AllMusic Review by Thom Jurek
Despite being one of
rock & roll's best songwriters, and playing foundational roles in the Small Faces and the Faces, Ronnie Lane has been rather ill-served by the official music biz. After leaving the Faces in 1973, he moved to Fishpool farm, near Hyssington on the Welsh-English border. There, while living the country life, he assembled Slim Chance, an evolving band that wove together a loose, spirited, good-timey amalgam of
blues, rural folk, skiffle, country, roots
rock, and even some early
jazz and vaudeville in both originals and well-chosen covers. They released three albums between 1974 and 1976: Anymore for Anymore, Ronnie Lane's Slim Chance, and One for the Road. They scored one hit single with "How Come," and nearly had another with "The Poacher." Edsel reissued the albums in the U.K. in the 1990s, and the Lane family's Just for a Moment from 2006 touched on the Slim Chance material. Ooh La La: An Island Harvest addresses that absence. Over two discs and 37 tunes, it compiles material from the two latter albums, unreleased alternate versions of classic Lane tunes, and eight cuts from the BBC in Concert broadcast of 1974. Unfortunately, Anymore for Anymore is not represented by studio material, but there still isn't a duff cut here.

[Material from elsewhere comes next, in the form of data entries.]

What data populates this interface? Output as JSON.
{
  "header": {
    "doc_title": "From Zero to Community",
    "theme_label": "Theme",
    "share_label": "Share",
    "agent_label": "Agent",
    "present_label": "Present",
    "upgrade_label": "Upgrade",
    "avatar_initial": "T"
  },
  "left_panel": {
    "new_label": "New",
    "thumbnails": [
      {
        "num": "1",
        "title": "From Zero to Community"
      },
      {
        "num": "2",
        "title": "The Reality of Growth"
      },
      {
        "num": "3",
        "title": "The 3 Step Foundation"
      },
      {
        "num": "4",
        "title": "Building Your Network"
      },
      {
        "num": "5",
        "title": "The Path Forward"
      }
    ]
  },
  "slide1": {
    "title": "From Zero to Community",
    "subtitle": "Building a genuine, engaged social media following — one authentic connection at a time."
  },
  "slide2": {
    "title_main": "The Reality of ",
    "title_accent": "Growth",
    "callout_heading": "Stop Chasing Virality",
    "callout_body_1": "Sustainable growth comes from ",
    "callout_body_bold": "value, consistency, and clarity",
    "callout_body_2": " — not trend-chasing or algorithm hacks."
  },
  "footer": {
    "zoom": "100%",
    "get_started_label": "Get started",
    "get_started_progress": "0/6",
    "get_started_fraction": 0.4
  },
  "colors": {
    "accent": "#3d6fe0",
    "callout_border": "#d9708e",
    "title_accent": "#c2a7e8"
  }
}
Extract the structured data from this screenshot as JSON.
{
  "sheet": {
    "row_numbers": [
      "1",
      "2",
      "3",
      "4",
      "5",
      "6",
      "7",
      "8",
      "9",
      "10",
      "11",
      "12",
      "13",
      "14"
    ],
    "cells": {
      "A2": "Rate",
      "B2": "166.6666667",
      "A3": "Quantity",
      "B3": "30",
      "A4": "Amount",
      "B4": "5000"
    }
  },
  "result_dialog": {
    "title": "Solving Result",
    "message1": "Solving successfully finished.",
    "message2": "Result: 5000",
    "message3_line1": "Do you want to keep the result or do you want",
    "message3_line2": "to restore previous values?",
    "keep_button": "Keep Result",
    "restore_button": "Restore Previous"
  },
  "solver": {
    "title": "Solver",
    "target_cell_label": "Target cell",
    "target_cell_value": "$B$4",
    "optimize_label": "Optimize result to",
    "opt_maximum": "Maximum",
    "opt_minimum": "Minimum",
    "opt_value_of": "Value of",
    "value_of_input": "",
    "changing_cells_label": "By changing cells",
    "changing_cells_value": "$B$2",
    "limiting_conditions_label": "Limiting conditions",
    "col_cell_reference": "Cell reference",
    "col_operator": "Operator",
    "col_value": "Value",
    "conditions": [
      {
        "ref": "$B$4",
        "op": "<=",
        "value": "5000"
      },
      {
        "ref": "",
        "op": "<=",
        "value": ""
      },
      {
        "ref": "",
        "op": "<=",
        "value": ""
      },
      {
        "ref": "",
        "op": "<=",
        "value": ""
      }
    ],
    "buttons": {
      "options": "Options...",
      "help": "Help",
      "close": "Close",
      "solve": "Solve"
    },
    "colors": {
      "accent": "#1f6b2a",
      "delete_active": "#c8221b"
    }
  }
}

The fourth-take alternate of "Ooh La La" features a woolier alto sax solo creating a wilder, more celebratory feel, while the drunken first take of Chuck Berry's "You Never Can Tell" contains false starts, but finds its teetering groove and look out. The midtempo "Steppin' and Reelin'" blends acoustic and electric guitars, mandolins, and rickety snare in a priceless roots
rock barroom shuffle. The alternate take of "I'm Gonna Sit Right Down (And Write Myself a Letter)" touches on vaudeville by way of 1940s
jazz-
blues and it's looser than the album version. The second-take of "The Poacher" uses more cello, less violin. The swelling organ underscores the baroque
pop melody, making it sound brighter. When you contrast it with the choppy
R&B of "Street Gang," the raw acoustic
blues of "Nobody's Listenin'," and the breezy back-porch waltz of "Country Boy," you understand what this band was capable of--even when they weren't trying that hard. Thankfully, the tracks from the BBC in Concert gig are placed together at the end of disc two, and reproduced in solid quality. They include a kinetic version of "How Come" and a soulful country-
rock reading of "I Believe in You." Most importantly, it includes a devastatingly beautiful, wonderfully ragged "Debris," followed by a raucous reading of the title cut to close. Ooh La La: An Island Harvest makes for absolutely essential listening for anyone interested in Lane and mid-'70s
rock & roll. That said, it creates real longing for official reissues of all three RLSC albums and whatever else remains in the can.